What You're Actually Buying

A heated multi-modality recovery pad, full-length but narrower than the true full-body mats. The headline act is the combination: infrared heat warms you the way a sauna pad does, PEMF cycles through selectable frequencies, and the red and NIR LEDs add light therapy on top. For people who respond to heat first and light second, the TheraPro's priorities are arguably the right ones.

Therasage has been in infrared products for two decades and has a loyal practitioner following, which counts for something in a category full of brands younger than your sneakers.

The Good

The modality stack is genuinely economical. A standalone PEMF mat alone often runs $700 to $1,500. Getting credible PEMF, infrared heat, and red light in one $999 device is the best consolidation play in this roundup.

Heat plus light in one session. None of the dedicated red light mats here produce meaningful warmth. If your recovery routine is built around heat, the TheraPro replaces two devices and one extension cord.

Full-length coverage at the second-lowest price. $999 for a 58.5" pad undercuts every full-body light mat here except the Hooga, which is half the size.

The Not-So-Good

Therasage won't tell you the light specs. No published LED count. No irradiance figure. No red-to-NIR ratio. Every other brand in this roundup publishes at least some of this. For a $999 product where light is a headline feature, "trust us" is not a spec, and you should treat the red light component as a bonus on a heat-and-PEMF pad, not a rival to the MitoMAT.

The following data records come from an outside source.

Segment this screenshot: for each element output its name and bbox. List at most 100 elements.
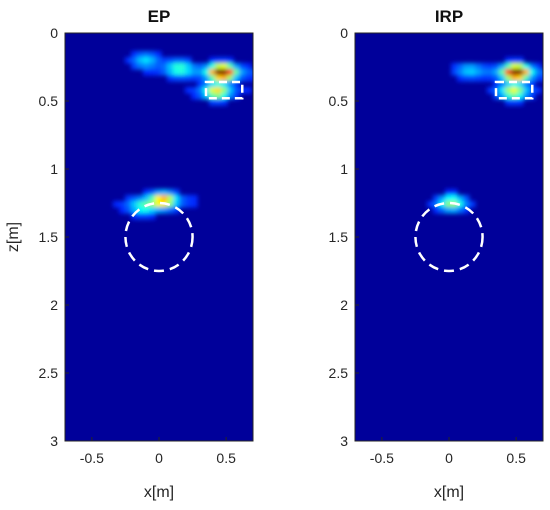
heatmap-cell <box>173 75 180 82</box>
y-tick-label: 1.5 <box>329 229 349 245</box>
heatmap-cell <box>433 195 440 202</box>
heatmap-cell <box>517 81 524 88</box>
heatmap-cell <box>227 63 234 70</box>
heatmap-cell <box>517 63 524 70</box>
heatmap-cell <box>131 51 138 58</box>
heatmap-cell <box>203 63 210 70</box>
heatmap-cell <box>451 69 458 76</box>
heatmap-cell <box>173 69 180 76</box>
heatmap-cell <box>239 75 246 82</box>
heatmap-cell <box>493 69 500 76</box>
heatmap-cell <box>511 99 518 106</box>
heatmap-cell <box>541 69 543 76</box>
heatmap-cell <box>529 81 536 88</box>
heatmap-cell <box>149 63 156 70</box>
heatmap-cell <box>493 93 500 100</box>
y-tick-label: 1 <box>340 161 348 177</box>
heatmap-cell <box>233 87 240 94</box>
heatmap-cell <box>457 201 464 208</box>
heatmap-cell <box>469 63 476 70</box>
heatmap-cell <box>161 69 168 76</box>
heatmap-cell <box>173 195 180 202</box>
heatmap-cell <box>535 63 542 70</box>
heatmap-cell <box>523 69 530 76</box>
heatmap-cell <box>155 201 162 208</box>
heatmap-cell <box>221 63 228 70</box>
heatmap-cell <box>185 195 192 202</box>
heatmap-cell <box>143 69 150 76</box>
heatmap-cell <box>451 195 458 202</box>
heatmap-cell <box>155 69 162 76</box>
heatmap-cell <box>137 201 144 208</box>
panel-ep: EP -0.5 0 0.5 0 0.5 1 1.5 2 2.5 3 x[m] z[m] <box>5 7 254 501</box>
heatmap-cell <box>179 75 186 82</box>
heatmap-cell <box>131 63 138 70</box>
heatmap-cell <box>131 207 138 214</box>
heatmap-cell <box>125 57 132 64</box>
heatmap-cell <box>227 57 234 64</box>
x-tick-label: -0.5 <box>80 450 104 466</box>
heatmap-cell <box>209 75 216 82</box>
panel-irp: IRP -0.5 0 0.5 0 0.5 1 1.5 2 2.5 3 x[m] <box>329 7 544 501</box>
heatmap-cell <box>149 213 156 220</box>
heatmap-cell <box>227 81 234 88</box>
heatmap-cell <box>445 207 452 214</box>
heatmap-cell <box>463 201 470 208</box>
y-tick-label: 2.5 <box>329 365 349 381</box>
heatmap-cell <box>185 201 192 208</box>
heatmap-cell <box>131 57 138 64</box>
heatmap-cell <box>517 69 524 76</box>
heatmap-cell <box>481 63 488 70</box>
heatmap-cell <box>463 69 470 76</box>
heatmap-cell <box>517 75 524 82</box>
heatmap-cell <box>191 195 198 202</box>
heatmap-cell <box>239 69 246 76</box>
heatmap-cell <box>463 195 470 202</box>
heatmap-cell <box>227 69 234 76</box>
heatmap-cell <box>143 57 150 64</box>
heatmap-cell <box>137 213 144 220</box>
heatmap-cell <box>499 81 506 88</box>
heatmap-cell <box>209 81 216 88</box>
heatmap-cell <box>185 63 192 70</box>
heatmap-cell <box>529 75 536 82</box>
heatmap-cell <box>227 93 234 100</box>
heatmap-cell <box>215 93 222 100</box>
heatmap-cell <box>511 57 518 64</box>
heatmap-cell <box>523 63 530 70</box>
heatmap-cell <box>155 63 162 70</box>
heatmap-cell <box>227 87 234 94</box>
heatmap-cell <box>209 87 216 94</box>
heatmap-cell <box>203 69 210 76</box>
heatmap-cell <box>179 69 186 76</box>
heatmap-cell <box>505 81 512 88</box>
heatmap-cell <box>505 63 512 70</box>
heatmap-cell <box>167 195 174 202</box>
heatmap-cell <box>173 189 180 196</box>
heatmap-cell <box>197 93 204 100</box>
heatmap-cell <box>535 75 542 82</box>
heatmap-cell <box>215 81 222 88</box>
heatmap-cell <box>215 99 222 106</box>
annotations-ep <box>124 80 244 273</box>
heatmap-cell <box>197 63 204 70</box>
heatmap-cell <box>505 93 512 100</box>
heatmap-cell <box>445 195 452 202</box>
heatmap-cell <box>245 69 252 76</box>
heatmap-cell <box>173 207 180 214</box>
ticks-ep: -0.5 0 0.5 0 0.5 1 1.5 2 2.5 3 <box>39 25 254 466</box>
y-tick-label: 2 <box>50 297 58 313</box>
heatmap-cell <box>499 93 506 100</box>
heatmap-cell <box>493 63 500 70</box>
heatmap-cell <box>457 63 464 70</box>
heatmap-cell <box>197 69 204 76</box>
heatmap-cell <box>125 195 132 202</box>
y-tick-label: 0.5 <box>329 93 349 109</box>
heatmap-cell <box>167 201 174 208</box>
heatmap-cell <box>185 87 192 94</box>
heatmap-cell <box>161 195 168 202</box>
heatmap-cell <box>161 57 168 64</box>
heatmap-cell <box>119 201 126 208</box>
heatmap-cell <box>505 57 512 64</box>
heatmap-cell <box>221 57 228 64</box>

The crystals are decoration. The mineral layer is sold hard: rose quartz for "emotional healing," amethyst for "spiritual connection," shungite to "neutralize EMFs." Stones can hold and distribute heat, and that part is real. The rest is poetry with a markup. No stone neutralizes electromagnetic fields, and a company that engineers EMF shielding (which Therasage also claims, credibly) doesn't need magic rocks to do it.

One-year warranty on a five-modality device. More features means more failure points: controllers, LED strings, PEMF coils, heating elements. One year of coverage is the category norm but feels thinner here than anywhere else.

Who Should Buy It

Who Should Buy Something Else

Verdict: Buy the TheraPro as a heated PEMF pad with red light included, and at $999 it's a defensible, even smart purchase. Buy it as a red light mat and you're buying the only product in this roundup that won't tell you what's inside. We'd pay for the heat and the PEMF. We wouldn't pay for the shungite.